Under this provision of the policy, the appellant contends that the evidence discloses that the deceased worked all day on August 15, 1932, and was discharged on that day because his services were no longer needed and that there is no evidence that on said day he was in any way disabled. The appellant contends that upon such termination of his employment, Frank H. Gordon was no longer a member of the association and was not insured as such. In answer to this contention, the appellee contends that the evidence discloses that Frank H. Gordon, on August 15, 1932, was ill and otherwise diseased in body, and that he was unable to work on that day because of such illness, and went home sick *61 and unable to work, and that he remained home sick and unable to work during the remainder of his life. That because of such disability, the policy of insurance remained in force by reason of its terms until the death of the assured.

In passing upon these contentions, our attention is necessarily directed to the evidence. In reviewing this evidence on the questions presented, we find a decided conflict. The officers and representatives of the steel company testified that the insured, Frank Gordon, was discharged on August 15, 1932, because of a reduction in force, and on such day he worked all day and was not ill or disabled. On the other hand, other witnesses testified that the insured did not work all day on the 15th day of August, 1932, but was sent home because he was sick and unable to work; that he was sick prior to August 15, 1932, and was never able to work following that date.

In view of this conflict in evidence, we cannot say that the verdict of the jury was not sustained by sufficient evidence. Under the terms of the policy of insurance above quoted, 1. the employee was protected following the termination of his employment, if at such time he was wholly disabled. This protection continued during the period of such disability, at least for 3 months, and thereafter, during the continuance of such disability until the policy was terminated or until the employer notified the appellant to terminate the insurance as to such employee. There is no contention that a notice to terminate the insurance on Frank Gordon was ever given. It follows, therefore, that the jury had before it evidence from which it might find that the insured was disabled at the time he left the employment of the steel company, and that such disability continued, and the protection of the *62 insurance continued until he died. There was, accordingly, no error in overruling the appellant's request for a directed verdict at the close of all the evidence.

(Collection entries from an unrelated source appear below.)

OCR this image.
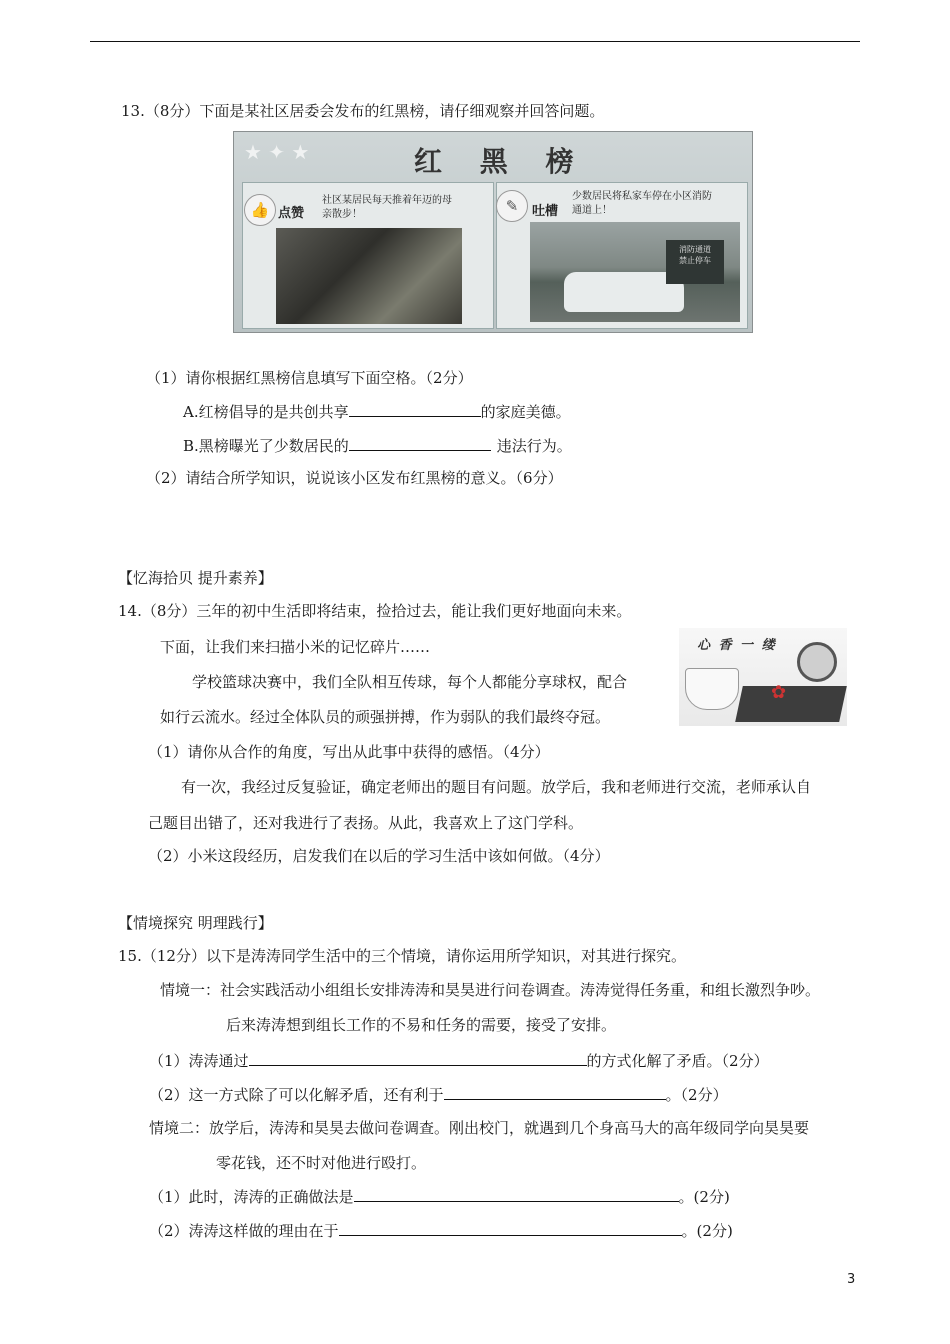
13.（8分）下面是某社区居委会发布的红黑榜，请仔细观察并回答问题。
★ ✦ ★	红 黑 榜
👍 点赞
社区某居民每天推着年迈的母
亲散步！	✎	吐槽
少数居民将私家车停在小区消防
通道上！
消防通道
禁止停车
（1）请你根据红黑榜信息填写下面空格。（2分）
A.红榜倡导的是共创共享	的家庭美德。
B.黑榜曝光了少数居民的	违法行为。
（2）请结合所学知识，说说该小区发布红黑榜的意义。（6分）
【忆海拾贝 提升素养】
14.（8分）三年的初中生活即将结束，捡拾过去，能让我们更好地面向未来。
下面，让我们来扫描小米的记忆碎片……
学校篮球决赛中，我们全队相互传球，每个人都能分享球权，配合
如行云流水。经过全体队员的顽强拼搏，作为弱队的我们最终夺冠。
心 香 一 缕
✿
（1）请你从合作的角度，写出从此事中获得的感悟。（4分）
有一次，我经过反复验证，确定老师出的题目有问题。放学后，我和老师进行交流，老师承认自
己题目出错了，还对我进行了表扬。从此，我喜欢上了这门学科。
（2）小米这段经历，启发我们在以后的学习生活中该如何做。（4分）
【情境探究 明理践行】
15.（12分）以下是涛涛同学生活中的三个情境，请你运用所学知识，对其进行探究。
情境一：社会实践活动小组组长安排涛涛和昊昊进行问卷调查。涛涛觉得任务重，和组长激烈争吵。
后来涛涛想到组长工作的不易和任务的需要，接受了安排。
（1）涛涛通过	的方式化解了矛盾。（2分）
（2）这一方式除了可以化解矛盾，还有利于	。（2分）
情境二：放学后，涛涛和昊昊去做问卷调查。刚出校门，就遇到几个身高马大的高年级同学向昊昊要
零花钱，还不时对他进行殴打。
（1）此时，涛涛的正确做法是	。(2分)
（2）涛涛这样做的理由在于	。(2分)
3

Complaint is made as to the giving of instructions 10, 11 and 12, given by the court on its own motion. Instructions numbered 10, 11, and 12 informed the jury that under the terms of 2, 3. the policy, a duty was imposed on the appellee to furnish the appellant with proof of disability or loss as a condition precedent to the right of recovery. These instructions further informed the jury that such a requirement might be waived by the appellant and that a denial of liability under the policy on the ground that the policy had terminated would amount to a waiver of the provision requiring such proof. There is evidence tending to prove that the appellant did deny liability under this policy by reason of its termination, and there was accordingly no error in the giving of these instructions. "The claim was not rejected upon the ground that the proofs were in any manner deficient. That question was therefore waived." Mutual Trust, etc., Co. v. TravelersProtect. Assn. (1914), 57 Ind. App. 329, 334, 104 N.E. 880;Globe Life Ins. Co. v. Miller (1932), 94 Ind. App. 289,180 N.E. 689; Union Frat. League v. Sweeney (1916), 184 Ind. 378, 111 N.E. 305. For this reason there was no error in refusing to give appellant's tendered instruction No. 15. Other instructions are objected to because not applicable to the evidence. We think it sufficient to say that the record discloses some testimony on each subject covered by these instructions, and they were, therefore, not objectionable for the reasons stated. It is our opinion that the court did not err in overruling appellant's motion for a new trial.

Finding no reversible error, the judgment of the trial court is affirmed.